The Company had U.S. foreign tax credit carryforwards at December 31, 2015 of $31.9 million, for which a $10.7 million valuation allowance has been provided. The U.S. foreign tax credits will begin to expire in 2016. The Company also had domestic federal and state general business credit carryforwards at December 31, 2015 of $10.4 million and $1.6 million, respectively, which will begin to expire in 2020.

The unrecognized tax benefit at December 31, 2015 and December 31, 2014 was $21.1 million and $14.8 million, respectively, all of which is included in other noncurrent liabilities in the consolidated balance sheet. Of these amounts, $20.0 million and $13.0 million, respectively, represent the net unrecognized tax benefits that, if recognized, would favorably impact the effective income tax rate in respective years.

A reconciliation of the beginning and ending amount of unrecognized tax benefits for the years ended December 31 is as follows (in thousands):

 

     2015      2014      2013  

Balance of unrecognized tax benefits at beginning of year

   $ 14,780       $ 14,996       $ 13,079   

Increases for tax positions of prior years

     1,449         84         1,560   

Decreases for tax positions of prior years

     (47      (412      (327

Increases for tax positions established for the current period

     9,866         491         1,739   

Decreases for settlements with taxing authorities

     (594      —           (61

Reductions resulting from lapse of applicable statute of limitation

     (4,218      (239      (901

Adjustment resulting from foreign currency translation

     (157      (140      (93
  

 

 

    

 

 

    

 

 

 

Balance of unrecognized tax benefits at end of year

   $ 21,079       $ 14,780       $ 14,996   
  

 

 

    

 

 

    

 

 

 

The Company files income tax returns in the U.S. federal jurisdiction, various state and local jurisdictions, and many foreign jurisdictions. The U.S., Australia, Canada, India, Ireland, South Africa, and United Kingdom are the main taxing jurisdictions in which the Company operates. The years open for audit vary depending on the tax jurisdiction. In the U.S., the Company’s tax returns for years following 2011 are open for audit. In the foreign jurisdictions, the tax returns open for audit generally vary by jurisdiction between 2002 and 2014.

The Company’s Indian income tax returns covering fiscal years 2002 through 2007 and 2010 through 2013 are under audit by the Indian tax authority. Other foreign subsidiaries could face challenges from various foreign tax authorities. It is not certain that the local authorities will accept the Company’s tax positions. The Company believes its tax positions comply with applicable tax law and intends to vigorously defend its positions.

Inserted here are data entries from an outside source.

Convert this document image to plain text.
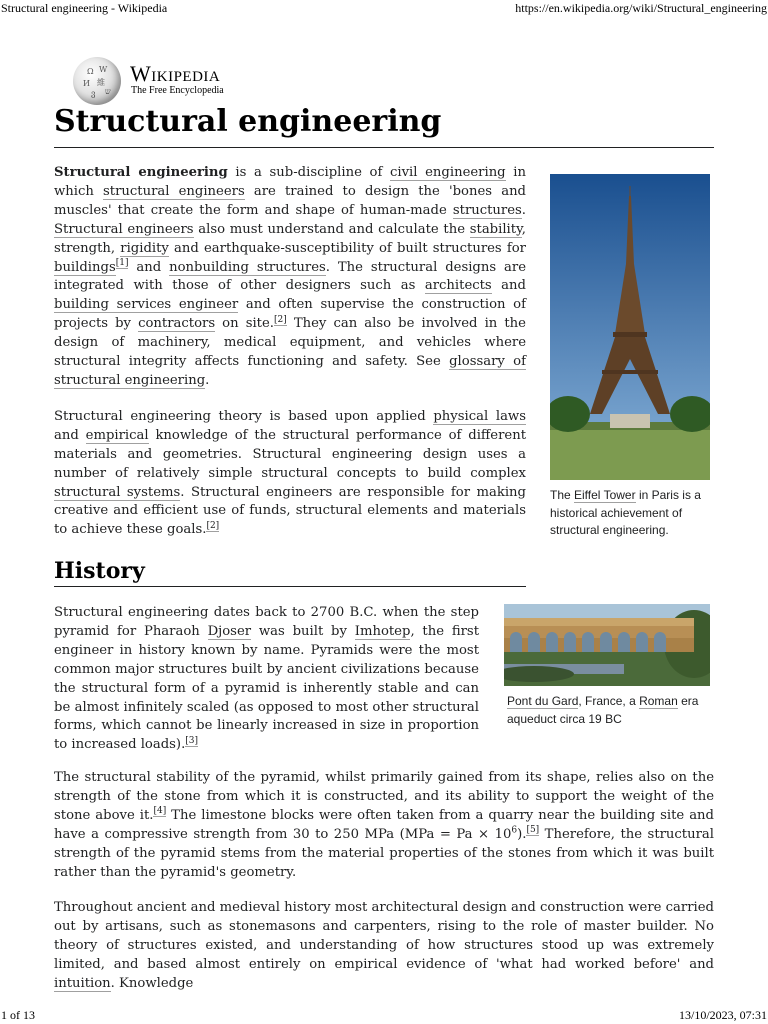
Structural engineering - Wikipedia	https://en.wikipedia.org/wiki/Structural_engineering
Ω W
И 維
ვ ש
Wikipedia
The Free Encyclopedia
Structural engineering

Structural engineering is a sub-discipline of civil engineering in which structural engineers are trained to design the 'bones and muscles' that create the form and shape of human-made structures. Structural engineers also must understand and calculate the stability, strength, rigidity and earthquake-susceptibility of built structures for buildings[1] and nonbuilding structures. The structural designs are integrated with those of other designers such as architects and building services engineer and often supervise the construction of projects by contractors on site.[2] They can also be involved in the design of machinery, medical equipment, and vehicles where structural integrity affects functioning and safety. See glossary of structural engineering.

Structural engineering theory is based upon applied physical laws and empirical knowledge of the structural performance of different materials and geometries. Structural engineering design uses a number of relatively simple structural concepts to build complex structural systems. Structural engineers are responsible for making creative and efficient use of funds, structural elements and materials to achieve these goals.[2]

The Eiffel Tower in Paris is a historical achievement of structural engineering.
History

Structural engineering dates back to 2700 B.C. when the step pyramid for Pharaoh Djoser was built by Imhotep, the first engineer in history known by name. Pyramids were the most common major structures built by ancient civilizations because the structural form of a pyramid is inherently stable and can be almost infinitely scaled (as opposed to most other structural forms, which cannot be linearly increased in size in proportion to increased loads).[3]

Pont du Gard, France, a Roman era aqueduct circa 19 BC

The structural stability of the pyramid, whilst primarily gained from its shape, relies also on the strength of the stone from which it is constructed, and its ability to support the weight of the stone above it.[4] The limestone blocks were often taken from a quarry near the building site and have a compressive strength from 30 to 250 MPa $(MPa = Pa \times 10^6).[5]$ Therefore, the structural strength of the pyramid stems from the material properties of the stones from which it was built rather than the pyramid's geometry.

Throughout ancient and medieval history most architectural design and construction were carried out by artisans, such as stonemasons and carpenters, rising to the role of master builder. No theory of structures existed, and understanding of how structures stood up was extremely limited, and based almost entirely on empirical evidence of 'what had worked before' and intuition. Knowledge

1 of 13	13/10/2023, 07:31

However, differing positions on certain issues could be upheld by tax authorities, which could adversely affect the Company’s financial condition and results of operations.

The Company believes it is reasonably possible that the total amount of unrecognized tax benefits will decrease within the next 12 months by approximately $2.0 million due to the settlement of various audits and the expiration of statutes of limitations. The Company accrues interest related to uncertain tax positions in interest expense or interest income and recognizes penalties related to uncertain tax positions in other income or other expense. As of December 31, 2015 and December 31, 2014, $2.2 million and $2.4 million, respectively is accrued for the payment of interest and penalties related to income tax liabilities. The aggregate amount of interest and penalties recorded in the statement of income for the years ended December 31, 2015, 2014, and 2013 is $(0.1) million, $0.2 million, and $0.4 million, respectively.

The undistributed earnings of the Company’s foreign subsidiaries of approximately $252.8 million are considered to be permanently reinvested. Accordingly, no provision for U.S. federal and state income taxes or foreign withholding taxes has been provided for such undistributed earnings. The determination of the additional U.S. federal and state income taxes or foreign withholding taxes that have not been provided is not practicable.